Risk & the Financial Crisis
Updated: Dec 22, 2022
I conducted this small poll to test how much people know about it – statistically insignificant dataset to infer any meaningful conclusions from the results. Distribution skewed to the left by which I mean ‘somewhat’ knowledgeable population. Just an idea for you – while conducting polls never give odd number of options for responses as in such cases most of the responses would tend to be the median value. Try to give even number of options to choose from as it then forces the responder to choose one direction, thereby resulting into a decisive mandate.

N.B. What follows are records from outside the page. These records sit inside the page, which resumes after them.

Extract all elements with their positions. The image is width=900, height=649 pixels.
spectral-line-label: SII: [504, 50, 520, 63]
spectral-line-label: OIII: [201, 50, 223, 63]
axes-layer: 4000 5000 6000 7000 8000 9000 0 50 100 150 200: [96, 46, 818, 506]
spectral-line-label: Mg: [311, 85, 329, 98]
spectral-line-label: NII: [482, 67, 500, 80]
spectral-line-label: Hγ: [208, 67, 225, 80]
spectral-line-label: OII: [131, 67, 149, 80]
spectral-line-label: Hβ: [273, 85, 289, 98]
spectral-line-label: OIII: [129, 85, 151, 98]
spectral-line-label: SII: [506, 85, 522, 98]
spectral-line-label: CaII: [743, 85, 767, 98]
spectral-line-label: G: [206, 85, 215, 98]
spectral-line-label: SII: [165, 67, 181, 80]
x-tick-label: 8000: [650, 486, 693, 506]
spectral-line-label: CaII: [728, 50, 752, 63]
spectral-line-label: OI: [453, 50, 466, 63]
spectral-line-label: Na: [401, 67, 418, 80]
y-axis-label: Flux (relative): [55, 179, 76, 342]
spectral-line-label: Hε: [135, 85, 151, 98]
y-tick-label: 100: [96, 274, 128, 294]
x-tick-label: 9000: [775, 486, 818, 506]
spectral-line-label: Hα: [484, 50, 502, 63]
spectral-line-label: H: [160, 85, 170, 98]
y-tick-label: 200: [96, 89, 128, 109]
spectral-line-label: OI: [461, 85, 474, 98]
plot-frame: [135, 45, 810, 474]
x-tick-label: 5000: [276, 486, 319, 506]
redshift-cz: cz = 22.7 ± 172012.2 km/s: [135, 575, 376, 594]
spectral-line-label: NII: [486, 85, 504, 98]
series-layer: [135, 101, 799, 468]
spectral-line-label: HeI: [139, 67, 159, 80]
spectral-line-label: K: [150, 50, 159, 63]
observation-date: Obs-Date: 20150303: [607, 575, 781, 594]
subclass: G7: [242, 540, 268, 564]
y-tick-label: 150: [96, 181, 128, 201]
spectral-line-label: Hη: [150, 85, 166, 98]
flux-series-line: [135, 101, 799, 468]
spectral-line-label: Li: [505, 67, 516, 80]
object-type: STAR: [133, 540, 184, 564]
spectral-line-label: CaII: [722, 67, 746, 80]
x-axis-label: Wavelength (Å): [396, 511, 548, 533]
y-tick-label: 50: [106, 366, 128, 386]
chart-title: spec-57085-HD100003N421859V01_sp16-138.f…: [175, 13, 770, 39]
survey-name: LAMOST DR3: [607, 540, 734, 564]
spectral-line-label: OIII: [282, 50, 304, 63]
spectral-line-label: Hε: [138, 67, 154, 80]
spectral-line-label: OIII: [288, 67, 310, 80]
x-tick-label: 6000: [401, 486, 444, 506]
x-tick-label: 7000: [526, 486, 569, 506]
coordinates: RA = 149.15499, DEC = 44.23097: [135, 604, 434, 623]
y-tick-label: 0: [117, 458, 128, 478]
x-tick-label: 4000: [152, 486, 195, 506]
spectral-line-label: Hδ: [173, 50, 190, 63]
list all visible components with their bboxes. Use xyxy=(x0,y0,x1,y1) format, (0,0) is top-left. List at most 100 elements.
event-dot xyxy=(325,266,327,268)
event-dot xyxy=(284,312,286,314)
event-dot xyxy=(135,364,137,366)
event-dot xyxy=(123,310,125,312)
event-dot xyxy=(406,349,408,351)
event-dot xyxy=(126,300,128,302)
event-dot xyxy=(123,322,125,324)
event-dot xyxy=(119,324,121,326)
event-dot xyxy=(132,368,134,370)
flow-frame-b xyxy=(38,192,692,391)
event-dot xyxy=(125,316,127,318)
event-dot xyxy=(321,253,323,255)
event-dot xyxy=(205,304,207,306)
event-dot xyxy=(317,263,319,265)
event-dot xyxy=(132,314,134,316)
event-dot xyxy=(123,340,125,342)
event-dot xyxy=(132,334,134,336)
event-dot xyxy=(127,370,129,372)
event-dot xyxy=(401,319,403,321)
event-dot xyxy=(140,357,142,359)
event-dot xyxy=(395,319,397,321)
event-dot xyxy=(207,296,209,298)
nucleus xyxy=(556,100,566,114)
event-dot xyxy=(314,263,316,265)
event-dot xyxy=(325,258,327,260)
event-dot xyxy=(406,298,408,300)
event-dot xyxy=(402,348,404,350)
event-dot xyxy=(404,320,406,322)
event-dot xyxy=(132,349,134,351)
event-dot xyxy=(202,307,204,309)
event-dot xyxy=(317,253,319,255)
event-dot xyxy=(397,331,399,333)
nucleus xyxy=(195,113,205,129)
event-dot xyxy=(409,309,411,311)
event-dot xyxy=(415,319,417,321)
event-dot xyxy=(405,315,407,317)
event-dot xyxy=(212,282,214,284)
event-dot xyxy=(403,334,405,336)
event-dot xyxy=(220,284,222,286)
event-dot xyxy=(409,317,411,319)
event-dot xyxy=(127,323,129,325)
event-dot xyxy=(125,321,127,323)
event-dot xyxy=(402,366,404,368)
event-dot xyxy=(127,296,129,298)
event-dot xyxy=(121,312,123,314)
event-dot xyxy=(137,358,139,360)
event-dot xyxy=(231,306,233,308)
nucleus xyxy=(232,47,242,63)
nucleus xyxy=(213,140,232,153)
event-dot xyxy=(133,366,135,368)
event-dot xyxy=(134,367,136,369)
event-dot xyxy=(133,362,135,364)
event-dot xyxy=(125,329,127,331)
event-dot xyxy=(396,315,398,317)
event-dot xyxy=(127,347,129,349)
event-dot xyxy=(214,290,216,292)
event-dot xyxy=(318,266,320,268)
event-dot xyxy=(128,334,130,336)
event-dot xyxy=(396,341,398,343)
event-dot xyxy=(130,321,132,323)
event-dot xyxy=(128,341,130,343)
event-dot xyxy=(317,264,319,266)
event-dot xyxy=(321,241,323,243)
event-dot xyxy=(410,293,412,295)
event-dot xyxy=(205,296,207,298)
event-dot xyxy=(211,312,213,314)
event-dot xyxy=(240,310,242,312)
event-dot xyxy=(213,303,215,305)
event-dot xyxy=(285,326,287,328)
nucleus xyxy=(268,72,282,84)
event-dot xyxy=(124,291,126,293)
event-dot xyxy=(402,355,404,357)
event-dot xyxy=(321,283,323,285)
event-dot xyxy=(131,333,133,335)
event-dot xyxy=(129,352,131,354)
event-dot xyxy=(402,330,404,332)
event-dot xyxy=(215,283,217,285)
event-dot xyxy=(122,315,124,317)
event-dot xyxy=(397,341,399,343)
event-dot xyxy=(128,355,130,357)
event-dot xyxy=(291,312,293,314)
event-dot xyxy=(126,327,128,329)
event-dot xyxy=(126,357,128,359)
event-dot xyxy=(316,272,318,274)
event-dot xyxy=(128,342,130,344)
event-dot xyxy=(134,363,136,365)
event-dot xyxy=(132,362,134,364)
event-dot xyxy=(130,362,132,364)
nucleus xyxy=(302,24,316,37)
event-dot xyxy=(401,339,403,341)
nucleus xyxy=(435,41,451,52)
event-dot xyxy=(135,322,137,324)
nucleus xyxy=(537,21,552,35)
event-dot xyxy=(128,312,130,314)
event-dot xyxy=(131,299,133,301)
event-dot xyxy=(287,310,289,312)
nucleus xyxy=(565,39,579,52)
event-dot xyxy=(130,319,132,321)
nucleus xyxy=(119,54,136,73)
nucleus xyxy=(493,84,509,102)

Well, I just drifted away a bit. Coming back, what has this financial crisis done to people – everybody knows. But what has it done to the bankers – nobody wants to know. In one of the informal discussions at work, I heard a colleague of mine complaining – “I have stopped telling people when asked what I do, that I am a banker. I just say I am a modeller”. Leave it to them to understand what that means, because if you make it easy for them to understand, you get the reaction.
I am not going to bore you with what caused the crisis (as most of us already know that – courtesy my polls). To be honest, I did not get any time to draft a detailed post to write down the whole story. Just Google for words like financial crisis / credit crunch / subprime crisis and you get loads of websites talking about them. So I am not going to bore you with any more of techy information. What it definitely has resulted in is an increased attention to risk management in banks.
Before the crisis dawned upon us, I was somebody who could have become an investment banker but landed up becoming a risk modeller. I was not sure that time if I wanted to remain in the same profile for long, but now I am so sure. Risk management in banks have picked up momentum. It is a field where you can show your flair – not much done in the field and hence you constantly research and improvise. Risk systems are getting more capital allocations and risk reports are now coffee table discussions. With Obama overhauling the regulatory systems in the US and the world following suit, the day is not far off when CEOs of banks would be people with extensive experience in risk.
I think it is very important to be risk conscious. That does not mean that I suggest going to an extent of becoming risk averse (no risk means no return), but do not become irresponsible that you forget what the stakes are. Exactly knowing your risk appetite is the way forward!